Oh, your original form $2 x^2 + 5 y^2 - 10 z^2$ integrally represents all numbers that are neither $4^k (8n+1)$ nor $25^k (5n \pm 1).$ For the negative of the form, switch to $4^k (8n-1),$ so between them there is no $2$-adic obstruction.
I found the most important bit in Watson's book, page 111. Watson defines his discriminant $d$ the same way I do except mine is positive, anyway take the Hessian matrix of second partial derivatives of the function, take its determinant, then divide by two. (for him also negate). For a diagonal ternary $U x^2 + V y^2 + W z^2$ we get $d = 4 UVW.$
For all ternary forms, a genus has class number $1$ whenever $d$ is not divisible by any $p^3$ for odd prime $p,$ or by $64.$
For diagonal form $U x^2 + V y^2 + W z^2,$ class number $1$ if no $p^3$ and $UVW$ is not divisible by $16.$
We get a stronger result if we are told the form is indefinite; an indefinite ternary genus has class number $1$ whenever $d$ is not divisible by any $p^3$ for odd prime $p,$ or by $512.$
For indefinite diagonal form $U x^2 + V y^2 + W z^2,$ class number $1$ if no $p^3$ and $UVW$ is not divisible by $128.$
Therefore the two examples on pages 252-253 of CASSELS illustrate that these bounds are sharp. From Jones and Pall (1939), positive $x^2 + y^2 + 16 z^2$ has another class in the genus, $ 2 x^2 + 2 y^2 + 5 z^2 + 2 y z + 2 z x $ which is spinor regular.

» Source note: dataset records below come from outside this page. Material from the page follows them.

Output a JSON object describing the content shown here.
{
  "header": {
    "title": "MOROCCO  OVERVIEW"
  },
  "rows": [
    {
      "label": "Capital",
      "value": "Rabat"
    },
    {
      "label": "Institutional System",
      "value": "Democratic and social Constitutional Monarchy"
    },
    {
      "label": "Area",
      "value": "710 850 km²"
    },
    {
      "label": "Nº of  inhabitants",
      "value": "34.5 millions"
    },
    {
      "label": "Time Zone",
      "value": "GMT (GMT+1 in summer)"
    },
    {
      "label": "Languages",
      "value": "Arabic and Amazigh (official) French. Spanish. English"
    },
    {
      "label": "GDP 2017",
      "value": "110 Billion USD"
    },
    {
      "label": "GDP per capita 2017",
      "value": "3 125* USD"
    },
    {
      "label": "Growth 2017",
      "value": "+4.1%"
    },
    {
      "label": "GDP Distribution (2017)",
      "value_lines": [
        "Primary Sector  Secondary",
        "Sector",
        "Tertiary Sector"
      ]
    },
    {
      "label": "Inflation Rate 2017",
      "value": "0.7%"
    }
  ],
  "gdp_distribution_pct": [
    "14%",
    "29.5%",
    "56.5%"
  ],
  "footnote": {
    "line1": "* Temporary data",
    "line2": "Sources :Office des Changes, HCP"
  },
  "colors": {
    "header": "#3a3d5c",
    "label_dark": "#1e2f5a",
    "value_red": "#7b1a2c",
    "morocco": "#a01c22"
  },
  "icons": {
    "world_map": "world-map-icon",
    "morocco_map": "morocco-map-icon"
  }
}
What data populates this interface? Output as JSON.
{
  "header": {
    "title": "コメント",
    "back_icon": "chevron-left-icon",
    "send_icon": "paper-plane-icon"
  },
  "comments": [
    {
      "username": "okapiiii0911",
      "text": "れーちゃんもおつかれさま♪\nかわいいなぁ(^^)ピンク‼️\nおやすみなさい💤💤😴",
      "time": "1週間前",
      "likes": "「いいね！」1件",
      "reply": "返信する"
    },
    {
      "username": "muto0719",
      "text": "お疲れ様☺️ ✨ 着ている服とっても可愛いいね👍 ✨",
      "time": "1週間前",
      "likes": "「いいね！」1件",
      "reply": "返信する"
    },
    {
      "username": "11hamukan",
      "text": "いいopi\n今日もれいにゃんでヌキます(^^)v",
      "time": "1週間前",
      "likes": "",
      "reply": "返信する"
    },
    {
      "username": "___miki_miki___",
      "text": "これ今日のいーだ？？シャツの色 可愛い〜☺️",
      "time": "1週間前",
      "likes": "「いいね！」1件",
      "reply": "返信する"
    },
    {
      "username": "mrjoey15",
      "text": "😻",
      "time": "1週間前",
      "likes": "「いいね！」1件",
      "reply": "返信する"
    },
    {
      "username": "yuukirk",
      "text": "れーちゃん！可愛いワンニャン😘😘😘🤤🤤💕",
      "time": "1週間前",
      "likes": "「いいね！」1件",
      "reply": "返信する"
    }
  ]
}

From Siegel about 1951, indefinite $x^2 - 2 y^2 + 64 z^2$ has another class in the genus, $ 4 x^2 - 2 y^2 + 17 z^2 + 4 z x $
Here is an example of mine, I am very proud of it. Of course, it may be published somewhere as well. Two indefinite forms in the same genus, where all the usual properties can be proved by elementary techniques,
$$ x^2 + 100 y^2 - 5 z^2, $$
$$ 4 x^2 + 25 y^2 - 5 z^2. $$
We know these are in the same genus because the binary forms $x^2 + 100 y^2$ and $4 x^2 + 25 y^2$ are in the same genus of positive binaries. We know they are not equivalent because the second one does not integrally represent $1,$ or any $T^2,$ where all prime factors $p$ of $T$ satisfy $p \equiv \pm 1 \pmod 5.$ The second one does represent $q^2,$ with prime $q \equiv \pm 3 \pmod 5.$ The first one represents all squares, but does not primitively represent any $m^2,$ for any $m \equiv \pm 3 \pmod 5.$ These are the three basic properties of spinor exceptions and primitive spinor exceptions, see page 352 in Exceptional Integers for Genera of Integral Ternary Positive Definite Quadratic Forms, Rainer Schulze-Pillot, Duke Mathematical Journal, volume 102, (2000), number 2, pages 351-357. This kind of thing is the same for positive and indefinite ternaries, other things differ; we don't always get elementary proofs (factoring, representing useful primes by certain binary forms) of these simple properties, so examples are nice.